Global companies he has worked with are “actively reviewing their presence and continued use of the platform,” while a large number have already paused their advertising there.
X’s future in Europe
Since his takeover, Musk’s X has been butting heads with regulators, especially in Europe.
Navarra explains that with “fewer guardrails and protections in place” to manage and moderate the more “toxic and risky content” spreading across the platform, it’s not just advertisers who are worried.
“It’s likely, I should say, to attract the attention of European regulators”.
Earlier this month the EU’s digital rights chief Thierry Breton gave X 24 hours to outline how the platform would meet the bloc’s new digital rules, with independent watchdog groups warning misinformation about the Israel-Hamas conflict becoming rampant on the platform.
Musk pulled Twitter out of the EU’s anti-disinformation code in May but has since confirmed the platform will follow any laws passed in Europe.
Regulators in the US are also seeking a court order to force Musk to testify in their investigation into his purchase of Twitter.
From polls to poo emojis
Musk has at times appeared to make up new policies and features off the cuff, claiming he will make decisions based on the results of polls.
One poll he published ended with more than 10 million accounts voting for him to step down as CEO.
He has now done so following the appointment of Yaccarino, but at other times he has ignored poll results he wasn’t a fan of.
Another odd change that journalists quickly noted was an auto-response to any email to Twitter’s press email address – a single poo emoji.
No alternative to Twitter, the breaking news platform
The upheaval at Twitter led to huge demand from disillusioned users for an alternative, and several companies have staked their claim.

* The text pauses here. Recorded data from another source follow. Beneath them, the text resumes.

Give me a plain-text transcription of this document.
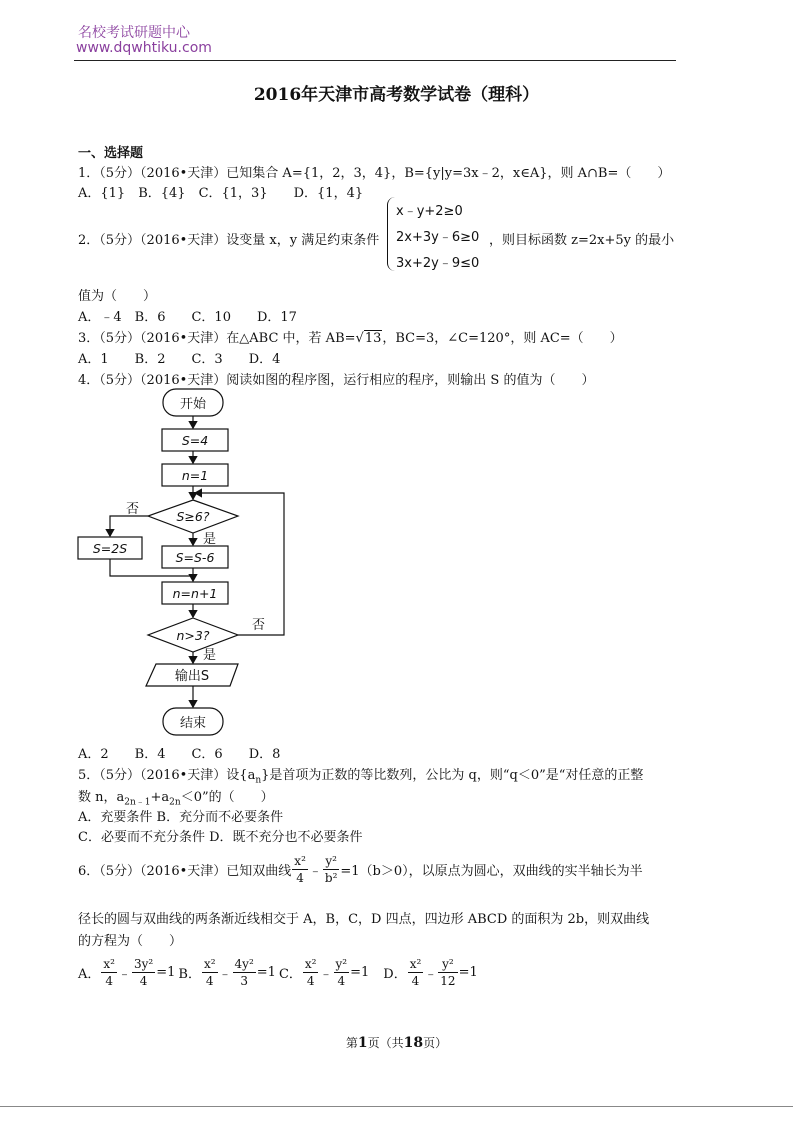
名校考试研题中心
www.dqwhtiku.com
2016年天津市高考数学试卷（理科）
一、选择题
1．（5分）（2016•天津）已知集合 A={1，2，3，4}，B={y|y=3x﹣2，x∈A}，则 A∩B=（　　）
A．{1}　B．{4}　C．{1，3}　　D．{1，4}
2．（5分）（2016•天津）设变量 x，y 满足约束条件
x﹣y+2≥0
2x+3y﹣6≥0
3x+2y﹣9≤0
，则目标函数 z=2x+5y 的最小
值为（　　）
A．﹣4　B．6　　C．10　　D．17
3．（5分）（2016•天津）在△ABC 中，若 AB=√13，BC=3，∠C=120°，则 AC=（　　）
A．1　　B．2　　C．3　　D．4
4．（5分）（2016•天津）阅读如图的程序图，运行相应的程序，则输出 S 的值为（　　）
开始
S=4
n=1
S≥6?
否
是
S=2S
S=S-6
n=n+1
n>3?
否
是
输出S
结束
A．2　　B．4　　C．6　　D．8
5．（5分）（2016•天津）设$\{a_n\}$是首项为正数的等比数列，公比为 q，则“q＜0”是“对任意的正整
数 n，$a_{2n﹣1}+a_{2n}<0$”的（　　）
A．充要条件 B．充分而不必要条件
C．必要而不充分条件 D．既不充分也不必要条件
6．（5分）（2016•天津）已知双曲线 $\frac{\text{x²}}{4}$ ﹣ $\frac{\text{y²}}{\text{b²}} =1(b>0)$，以原点为圆心，双曲线的实半轴长为半
径长的圆与双曲线的两条渐近线相交于 A，B，C，D 四点，四边形 ABCD 的面积为 2b，则双曲线
的方程为（　　）
A． $\frac{\text{x²}}{4}$ ﹣ $\frac{\text{3y²}}{4} =1$ B． $\frac{\text{x²}}{4}$ ﹣ $\frac{\text{4y²}}{3} =1$ C． $\frac{\text{x²}}{4}$ ﹣ $\frac{\text{y²}}{4} =1$ D． $\frac{\text{x²}}{4}$ ﹣ $\frac{\text{y²}}{12} =1$
第1页（共18页）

Bluesky, which has Twitter founder Jack Dorsey on the board, is a very close imitator of the platform, and it is building its user base by letting in only a few new users at a time through a waitlist and invite codes.
It is Facebook’s parent company’s app Threads though that is “the most obvious place that people are looking to see an alternative to X that maintains that level of distribution” says Navarra.

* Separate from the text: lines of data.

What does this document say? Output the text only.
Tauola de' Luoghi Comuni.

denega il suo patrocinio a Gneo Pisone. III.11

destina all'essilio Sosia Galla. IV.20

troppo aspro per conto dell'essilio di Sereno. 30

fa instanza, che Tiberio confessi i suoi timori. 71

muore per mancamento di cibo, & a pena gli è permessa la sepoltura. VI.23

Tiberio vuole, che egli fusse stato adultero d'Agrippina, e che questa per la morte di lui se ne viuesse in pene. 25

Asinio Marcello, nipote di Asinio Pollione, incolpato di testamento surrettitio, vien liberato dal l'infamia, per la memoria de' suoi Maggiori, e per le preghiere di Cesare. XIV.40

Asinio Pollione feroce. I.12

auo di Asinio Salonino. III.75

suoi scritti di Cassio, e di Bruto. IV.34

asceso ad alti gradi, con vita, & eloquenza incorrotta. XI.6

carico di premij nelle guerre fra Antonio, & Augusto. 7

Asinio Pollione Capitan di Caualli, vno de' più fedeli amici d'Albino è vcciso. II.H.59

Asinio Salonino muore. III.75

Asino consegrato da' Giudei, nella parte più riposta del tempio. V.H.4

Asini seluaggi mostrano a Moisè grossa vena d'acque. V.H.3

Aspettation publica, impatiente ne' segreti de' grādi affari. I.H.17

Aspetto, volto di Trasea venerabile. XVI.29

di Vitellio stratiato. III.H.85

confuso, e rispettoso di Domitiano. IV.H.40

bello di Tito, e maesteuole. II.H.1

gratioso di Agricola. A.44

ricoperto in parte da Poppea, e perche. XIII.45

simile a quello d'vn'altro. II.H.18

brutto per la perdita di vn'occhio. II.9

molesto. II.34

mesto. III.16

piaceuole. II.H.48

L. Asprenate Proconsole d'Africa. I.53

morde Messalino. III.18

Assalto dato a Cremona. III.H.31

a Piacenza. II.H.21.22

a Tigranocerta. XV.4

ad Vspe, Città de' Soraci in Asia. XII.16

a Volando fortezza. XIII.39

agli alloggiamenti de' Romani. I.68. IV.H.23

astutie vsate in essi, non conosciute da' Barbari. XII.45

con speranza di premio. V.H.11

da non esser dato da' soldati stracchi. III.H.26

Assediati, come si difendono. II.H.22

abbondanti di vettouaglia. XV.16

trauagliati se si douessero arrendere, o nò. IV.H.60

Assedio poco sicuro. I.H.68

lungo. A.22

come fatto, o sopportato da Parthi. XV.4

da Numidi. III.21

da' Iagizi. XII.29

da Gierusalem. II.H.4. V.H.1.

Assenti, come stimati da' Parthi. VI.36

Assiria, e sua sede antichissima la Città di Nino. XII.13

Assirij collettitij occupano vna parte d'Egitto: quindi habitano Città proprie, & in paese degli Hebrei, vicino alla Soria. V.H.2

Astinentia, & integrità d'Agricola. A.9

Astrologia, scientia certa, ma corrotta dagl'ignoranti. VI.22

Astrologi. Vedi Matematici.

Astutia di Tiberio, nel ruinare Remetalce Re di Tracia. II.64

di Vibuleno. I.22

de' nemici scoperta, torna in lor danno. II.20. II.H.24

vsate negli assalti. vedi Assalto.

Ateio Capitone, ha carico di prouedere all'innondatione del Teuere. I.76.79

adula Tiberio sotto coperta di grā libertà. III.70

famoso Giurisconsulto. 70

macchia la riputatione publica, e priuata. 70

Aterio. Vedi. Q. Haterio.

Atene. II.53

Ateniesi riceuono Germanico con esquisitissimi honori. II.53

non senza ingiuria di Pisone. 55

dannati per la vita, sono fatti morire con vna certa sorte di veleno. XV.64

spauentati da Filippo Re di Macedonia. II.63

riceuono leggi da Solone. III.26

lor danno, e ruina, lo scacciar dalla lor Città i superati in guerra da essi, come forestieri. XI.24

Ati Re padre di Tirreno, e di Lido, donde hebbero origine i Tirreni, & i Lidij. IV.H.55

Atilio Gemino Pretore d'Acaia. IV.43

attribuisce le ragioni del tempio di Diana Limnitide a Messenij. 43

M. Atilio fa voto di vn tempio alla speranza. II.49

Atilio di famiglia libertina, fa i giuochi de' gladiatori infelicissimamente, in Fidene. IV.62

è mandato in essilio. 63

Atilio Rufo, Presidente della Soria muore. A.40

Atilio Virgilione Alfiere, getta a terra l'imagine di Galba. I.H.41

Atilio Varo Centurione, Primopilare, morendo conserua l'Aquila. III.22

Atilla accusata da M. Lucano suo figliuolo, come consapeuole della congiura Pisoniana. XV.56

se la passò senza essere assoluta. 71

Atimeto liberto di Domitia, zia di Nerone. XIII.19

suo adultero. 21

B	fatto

In its first five days, Threads picked up more than 100 million users – but according to reports its user base has since plummeted.

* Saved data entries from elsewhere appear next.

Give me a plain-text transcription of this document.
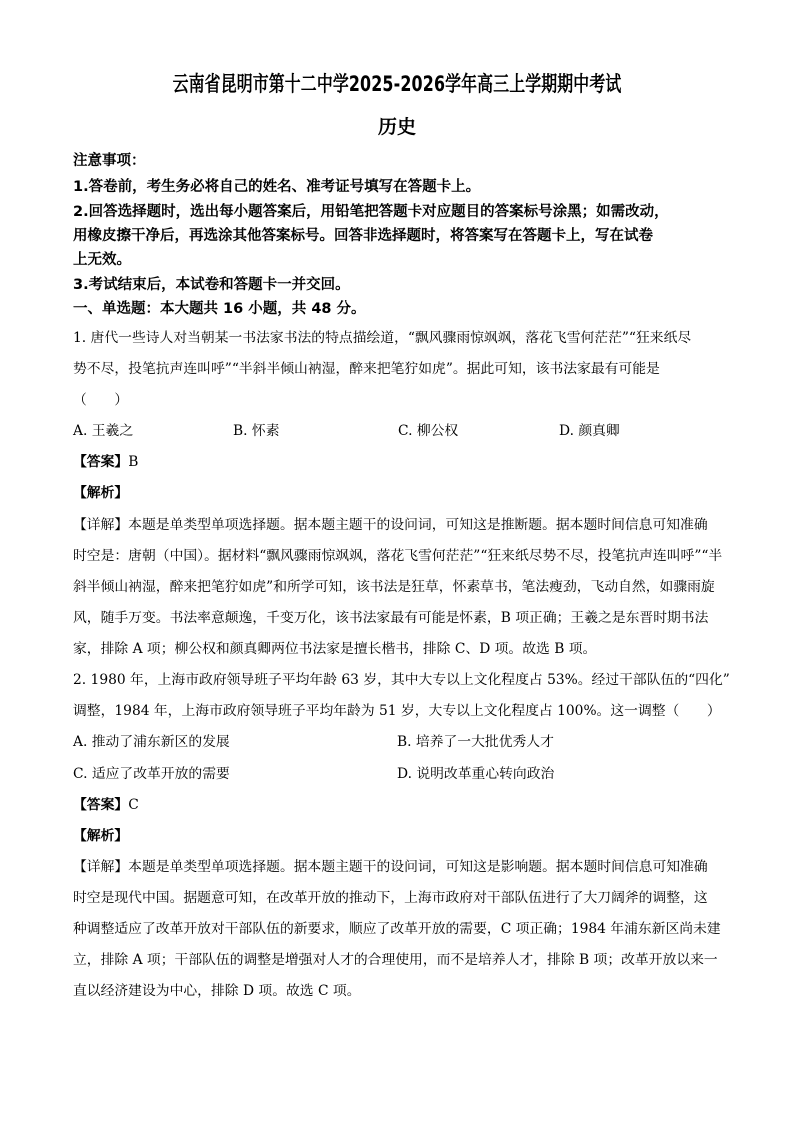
云南省昆明市第十二中学2025-2026学年高三上学期期中考试
历史
注意事项：
1.答卷前，考生务必将自己的姓名、准考证号填写在答题卡上。
2.回答选择题时，选出每小题答案后，用铅笔把答题卡对应题目的答案标号涂黑；如需改动，
用橡皮擦干净后，再选涂其他答案标号。回答非选择题时，将答案写在答题卡上，写在试卷
上无效。
3.考试结束后，本试卷和答题卡一并交回。
一、单选题：本大题共 16 小题，共 48 分。
1. 唐代一些诗人对当朝某一书法家书法的特点描绘道，“飘风骤雨惊飒飒，落花飞雪何茫茫”“狂来纸尽
势不尽，投笔抗声连叫呼”“半斜半倾山衲湿，醉来把笔狞如虎”。据此可知，该书法家最有可能是
（　　）
A. 王羲之	B. 怀素	C. 柳公权	D. 颜真卿
【答案】B
【解析】
【详解】本题是单类型单项选择题。据本题主题干的设问词，可知这是推断题。据本题时间信息可知准确
时空是：唐朝（中国）。据材料“飘风骤雨惊飒飒，落花飞雪何茫茫”“狂来纸尽势不尽，投笔抗声连叫呼”“半
斜半倾山衲湿，醉来把笔狞如虎”和所学可知，该书法是狂草，怀素草书，笔法瘦劲，飞动自然，如骤雨旋
风，随手万变。书法率意颠逸，千变万化，该书法家最有可能是怀素，B 项正确；王羲之是东晋时期书法
家，排除 A 项；柳公权和颜真卿两位书法家是擅长楷书，排除 C、D 项。故选 B 项。
2. 1980 年，上海市政府领导班子平均年龄 63 岁，其中大专以上文化程度占 53%。经过干部队伍的“四化”
调整，1984 年，上海市政府领导班子平均年龄为 51 岁，大专以上文化程度占 100%。这一调整（　　）
A. 推动了浦东新区的发展	B. 培养了一大批优秀人才
C. 适应了改革开放的需要	D. 说明改革重心转向政治
【答案】C
【解析】
【详解】本题是单类型单项选择题。据本题主题干的设问词，可知这是影响题。据本题时间信息可知准确
时空是现代中国。据题意可知，在改革开放的推动下，上海市政府对干部队伍进行了大刀阔斧的调整，这
种调整适应了改革开放对干部队伍的新要求，顺应了改革开放的需要，C 项正确；1984 年浦东新区尚未建
立，排除 A 项；干部队伍的调整是增强对人才的合理使用，而不是培养人才，排除 B 项；改革开放以来一
直以经济建设为中心，排除 D 项。故选 C 项。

Even if it can compete with X on the number of active users, it isn’t trying to take Twitter’s place as the app for breaking news, politics, and journalism.
That’s because Meta “doesn’t want that headache” associated with content moderation and political manipulation that has dogged Twitter and X, Navarra explained.
While Threads is “probably your best bet” to replace X, for Navarra “there’s still a big question mark whether it can ever achieve the scale and relevance that X once had”.